Global

McChrystal sees slower pace for Kandahar operation



    By Adam Entous

    BRUSSELS (Reuters) - Military operations to gain control of Kandahar, the Taliban's birthplace, will move more slowly and take longer than initially planned, the top U.S. and NATO commander in Afghanistan said on Thursday.

    General Stanley McChrystal said he wanted more time to shore up Afghan support for the operation and to build up the capabilities of local authorities to provide services as security improves.

    The changes, following setbacks in a U.S.-led offensive in neighbouring Helmand province, may add to doubts about what can be achieved in southern Afghanistan before the year's end, when the White House plans to review progress in the war.

    U.S. Defence Secretary Robert Gates said gains would need to be seen by then in order to maintain public support for the nearly nine-year-old war at home and in Europe.

    Support has eroded as the NATO death toll has soared to record levels. At least 17 foreign troops have been killed this week alone.

    The military operation in Kandahar was billed to start in earnest this month and be the biggest of the war, the linchpin of McChrystal's strategy to turn the tide this year.

    "I do think that it will happen more slowly than we had originally intended," McChrystal told reporters on the sidelines of a NATO meeting in Brussels. "It's more important we get it right than we get it fast."

    U.S. commanders had initially seen the main thrust of military operations in Kandahar running from June to the beginning of August, before the Muslim holy month of Ramadan, according to an internal schedule seen by Reuters in March.

    Though he did not detail a revised Kandahar schedule, McChrystal said: "I think it will take a number of months for this to play out... We want this thing to be as shaped as possible before we go."

    "There will be significant things happening after Ramadan as well," he said.

    Asked if the United States would know by the year-end whether the operation in Kandahar was successful, McChrystal said, "I think we'll know whether it's progressing ... I don't know whether we'll know whether it is decisive."

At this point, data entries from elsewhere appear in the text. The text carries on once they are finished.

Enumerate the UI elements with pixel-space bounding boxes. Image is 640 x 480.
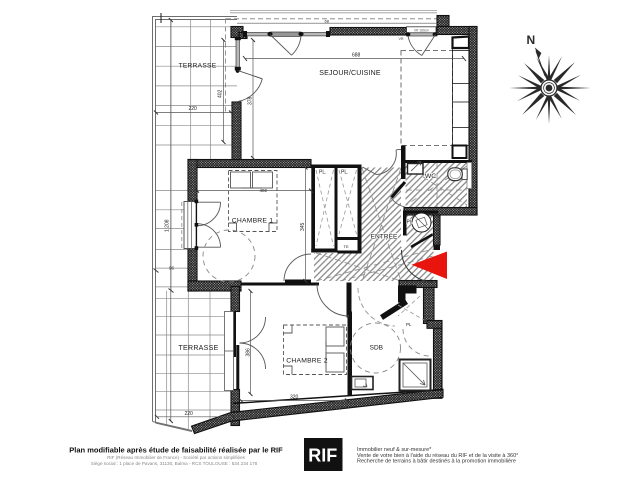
svg-text:TERRASSE: TERRASSE [178, 345, 218, 352]
svg-text:688: 688 [352, 53, 361, 59]
svg-text:PL.: PL. [341, 170, 349, 176]
svg-text:378: 378 [248, 96, 254, 105]
svg-text:TE: TE [344, 244, 349, 249]
svg-text:N: N [527, 33, 536, 47]
svg-text:SDB: SDB [370, 345, 383, 352]
svg-text:96: 96 [169, 266, 175, 271]
svg-text:220: 220 [185, 411, 194, 417]
svg-text:RIF (Réseau Immobilier de Fran: RIF (Réseau Immobilier de France) - Soci… [107, 455, 246, 460]
svg-text:386: 386 [246, 348, 252, 357]
svg-text:VR: VR [399, 37, 404, 41]
svg-text:RIF: RIF [308, 446, 337, 466]
svg-text:PL.: PL. [319, 170, 327, 176]
svg-text:PL: PL [407, 220, 413, 226]
svg-text:Recherche de terrains à bâtir: Recherche de terrains à bâtir destinés à… [357, 459, 516, 465]
svg-text:345: 345 [300, 222, 306, 231]
svg-text:PL: PL [406, 322, 412, 327]
svg-text:220: 220 [189, 106, 198, 112]
svg-text:CHAMBRE 1: CHAMBRE 1 [232, 218, 273, 225]
svg-text:ENTRÉE: ENTRÉE [371, 232, 398, 241]
svg-text:SEJOUR/CUISINE: SEJOUR/CUISINE [319, 70, 381, 77]
svg-text:Siège social : 1 place de Pava: Siège social : 1 place de Pavans, 31130,… [91, 461, 258, 466]
svg-text:402: 402 [218, 89, 224, 98]
svg-text:320: 320 [290, 395, 299, 401]
svg-text:Plan modifiable après étude de: Plan modifiable après étude de faisabili… [69, 445, 283, 454]
svg-text:1 208: 1 208 [165, 219, 171, 232]
svg-text:TERRASSE: TERRASSE [179, 63, 217, 70]
svg-text:WC: WC [425, 173, 436, 180]
svg-text:CHAMBRE 2: CHAMBRE 2 [286, 358, 327, 365]
svg-text:VR 180cm: VR 180cm [414, 29, 429, 33]
svg-text:68: 68 [325, 19, 330, 24]
svg-text:402: 402 [260, 188, 268, 193]
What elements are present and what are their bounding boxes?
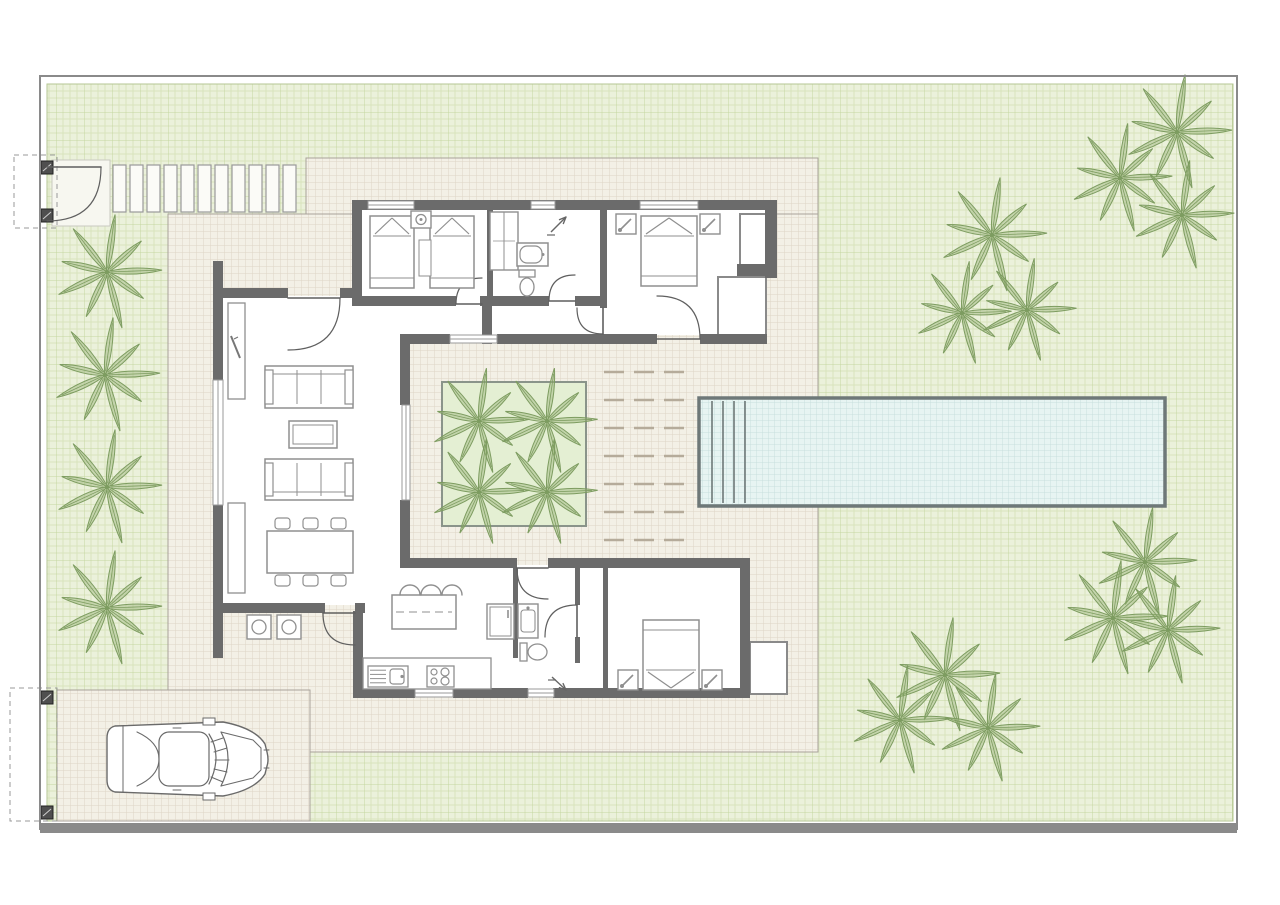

    U.S. President Barack Obama last year embraced a counterinsurgency strategy devised by McChrystal that aims to push the Taliban from key population centres. Obama is sending 30,000 more troops this year and has set the goal of starting a gradual drawdown in July 2011, security conditions permitting.

    LESSONS LEARNED

    McChrystal said the changes in Kandahar reflected lessons learned by the U.S. military during an offensive earlier this year in Marjah in Helmand province, the biggest operation of the war so far, which proved more difficult than expected.

    "As we did it, we found that it's even more complex than we thought and so we need to educate ourself from that and do it even better in Kandahar," McChrystal told reporters.

    "I want to make sure we've got conditions shaped politically with the local leaders, with the people. We really want the people to understand and literally pull the operation towards them as opposed to feel as though they are being forced with something they didn't want," he said.

    McChrystal said he still envisaged a gradual campaign in Kandahar aimed at delivering security and governance, as opposed to one big military assault.

    "We are already in the process of doing political and military shaping but ... I think that the timing in which we can be decisive in the environs around the city will probably happen more deliberately than we had originally laid out."

    The fragility of the security situation in Kandahar was underscored on Wednesday when at least 40 people were killed by a suicide bomb attack on a packed wedding party in an area north of Kandahar city.